タジキスタン共和国フルブック遺跡出土の壁画の保存修復および展示

修復作業の様子(マウントボードに壁画片を配置)
修復された壁画のオープニングセレモニーの様子

 9月11日から10月2日までタジキスタン国立古代博物館において、フルブック遺跡出土の壁画断片の保存修復および展示作業を実施しました。この壁画断片は10世紀から11世紀頃に製作されたと推定されるもので、類例が少ないため、同国及び中央アジアの美術史に関わる貴重な学術資料のひとつです。当研究所では2010年度よりタジキスタン共和国科学アカデミー歴史•考古•民族研究所と協力して、この壁画断片の本格的な保存修復を実施し、昨年度までに小断片の接合、強化や安定化処置を行いました。

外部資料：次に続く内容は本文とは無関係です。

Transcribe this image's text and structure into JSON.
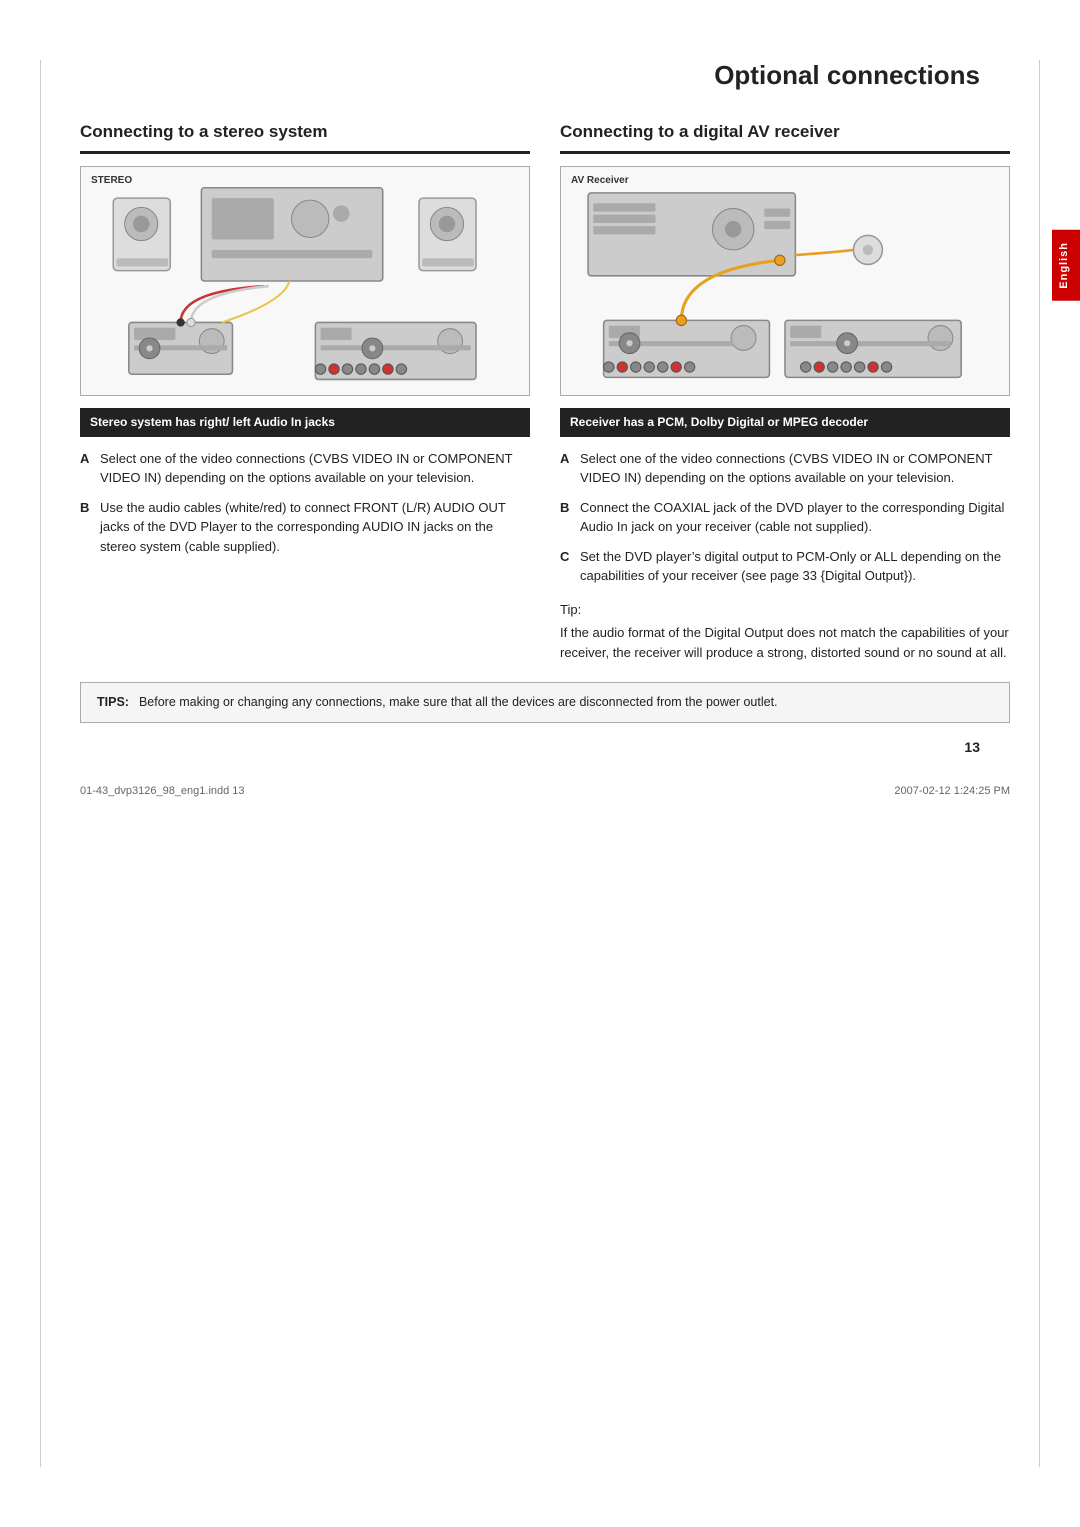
{
  "page": {
    "title": "Optional connections",
    "page_number": "13",
    "footer_left": "01-43_dvp3126_98_eng1.indd  13",
    "footer_right": "2007-02-12  1:24:25 PM"
  },
  "english_tab": "English",
  "left_section": {
    "heading": "Connecting to a stereo system",
    "diagram_label": "STEREO",
    "info_box": "Stereo system has right/ left Audio In jacks",
    "steps": [
      {
        "letter": "A",
        "text": "Select one of the video connections (CVBS VIDEO IN or COMPONENT VIDEO IN) depending on the options available on your television."
      },
      {
        "letter": "B",
        "text": "Use the audio cables (white/red) to connect FRONT (L/R) AUDIO OUT jacks of the DVD Player to the corresponding AUDIO IN jacks on the stereo system (cable supplied)."
      }
    ]
  },
  "right_section": {
    "heading": "Connecting to a digital AV receiver",
    "diagram_label": "AV Receiver",
    "info_box": "Receiver has a PCM, Dolby Digital or MPEG decoder",
    "steps": [
      {
        "letter": "A",
        "text": "Select one of the video connections (CVBS VIDEO IN or COMPONENT VIDEO IN) depending on the options available on your television."
      },
      {
        "letter": "B",
        "text": "Connect the COAXIAL jack of the DVD player to the corresponding Digital Audio In jack on your receiver (cable not supplied)."
      },
      {
        "letter": "C",
        "text": "Set the DVD player’s digital output to PCM-Only or ALL depending on the capabilities of your receiver (see page 33 {Digital Output})."
      }
    ],
    "tip_label": "Tip:",
    "tip_text": "If the audio format of the Digital Output does not match the capabilities of your receiver, the receiver will produce a strong, distorted sound or no sound at all."
  },
  "bottom_tips": {
    "label": "TIPS:",
    "text": "Before making or changing any connections, make sure that all the devices are disconnected from the power outlet."
  }
}
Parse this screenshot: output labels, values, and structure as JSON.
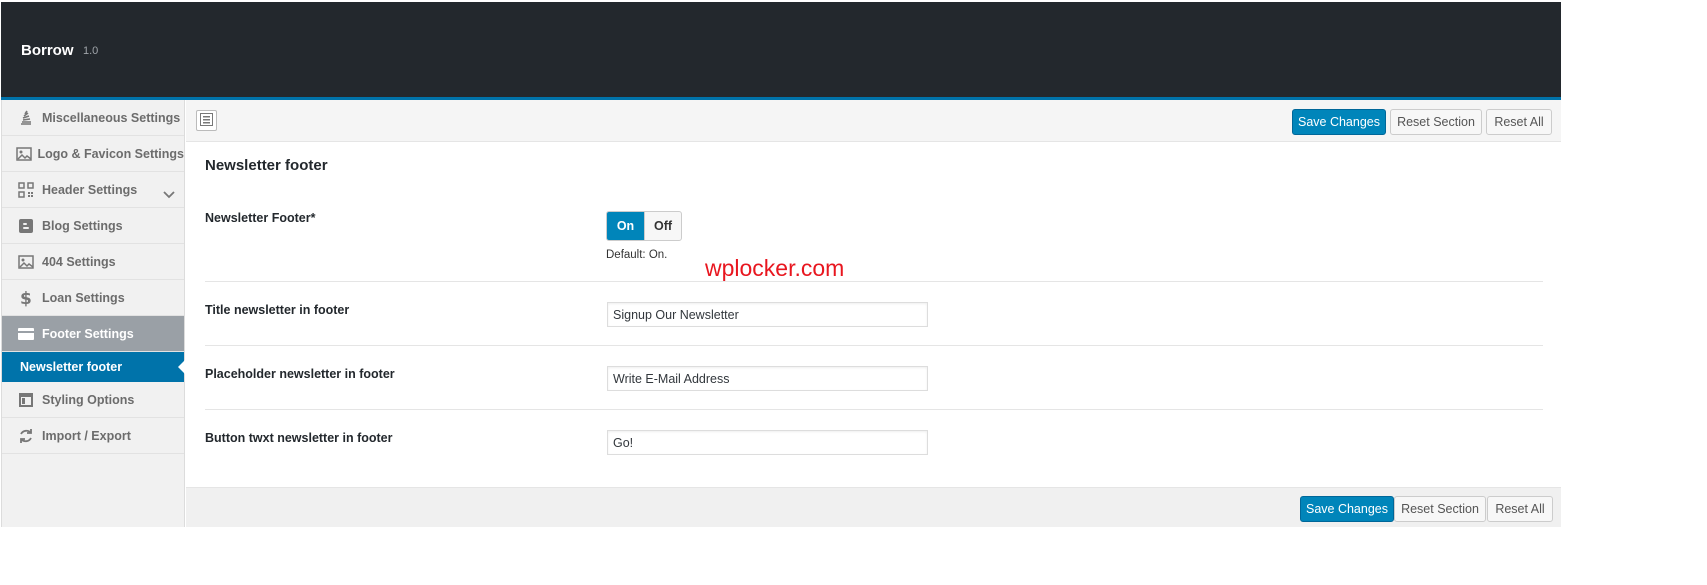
{
  "app": {
    "name": "Borrow",
    "version": "1.0"
  },
  "sidebar": {
    "items": [
      {
        "label": "Miscellaneous Settings",
        "icon": "stack-icon"
      },
      {
        "label": "Logo & Favicon Settings",
        "icon": "image-icon"
      },
      {
        "label": "Header Settings",
        "icon": "qrcode-icon"
      },
      {
        "label": "Blog Settings",
        "icon": "blogger-icon"
      },
      {
        "label": "404 Settings",
        "icon": "image-icon"
      },
      {
        "label": "Loan Settings",
        "icon": "dollar-icon"
      },
      {
        "label": "Footer Settings",
        "icon": "credit-card-icon"
      },
      {
        "label": "Newsletter footer",
        "icon": ""
      },
      {
        "label": "Styling Options",
        "icon": "window-icon"
      },
      {
        "label": "Import / Export",
        "icon": "refresh-icon"
      }
    ]
  },
  "toolbar": {
    "save_label": "Save Changes",
    "reset_section_label": "Reset Section",
    "reset_all_label": "Reset All"
  },
  "section": {
    "title": "Newsletter footer",
    "switch_field": {
      "label": "Newsletter Footer*",
      "on_label": "On",
      "off_label": "Off",
      "default_note": "Default: On."
    },
    "fields": [
      {
        "label": "Title newsletter in footer",
        "value": "Signup Our Newsletter"
      },
      {
        "label": "Placeholder newsletter in footer",
        "value": "Write E-Mail Address"
      },
      {
        "label": "Button twxt newsletter in footer",
        "value": "Go!"
      }
    ]
  },
  "watermark": "wplocker.com",
  "colors": {
    "accent": "#0085ba",
    "header_bg": "#23282d",
    "active_nav": "#9aa0a6"
  }
}
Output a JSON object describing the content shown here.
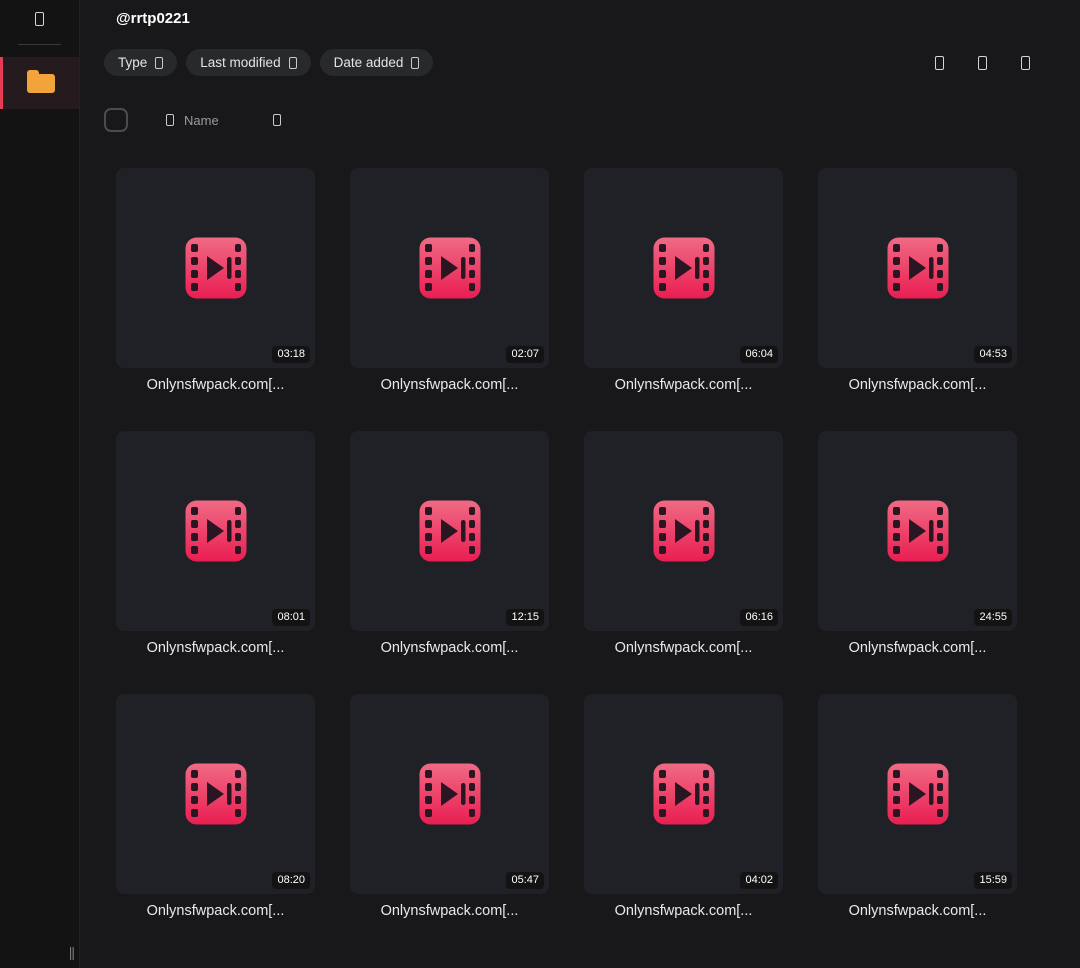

 今年度は安全な展示に向けたマウント処置を目的として、まず、壁画断片の裏面のサポート作製とその取り付けを行いました。次に17片の壁画断片を1つの連続した図像として鑑賞できるよう、発掘当時に作成された線画を元に幅91×高さ182cmのマウントボードに配置して取り付けました。壁画断片の周囲は質感を合わせた化粧モルタルを施しています。また、固定にはボルトとナットを使用し、他博物館での展示のための移動など、将来マウントボードから取り外す必要が生じた際には、安全に取り外しができる構造になっています。
 展示後には修復された壁画のオープニングセレモニーが開催され、東文研からの出席者の他、国立古代博物館のボボムロエフ館長、歴史•考古•民族科学アカデミーのマソフ所長、在タジキスタン鎌田日本大使が出席されました。この壁画はフルブック遺跡の出土品を集めた国立古代博物館の一室に、今後も展示され続ける予定です。
 なお、本修復事業の一部は、住友財団「海外の文化財維持・修復事業」の助成により実施しています。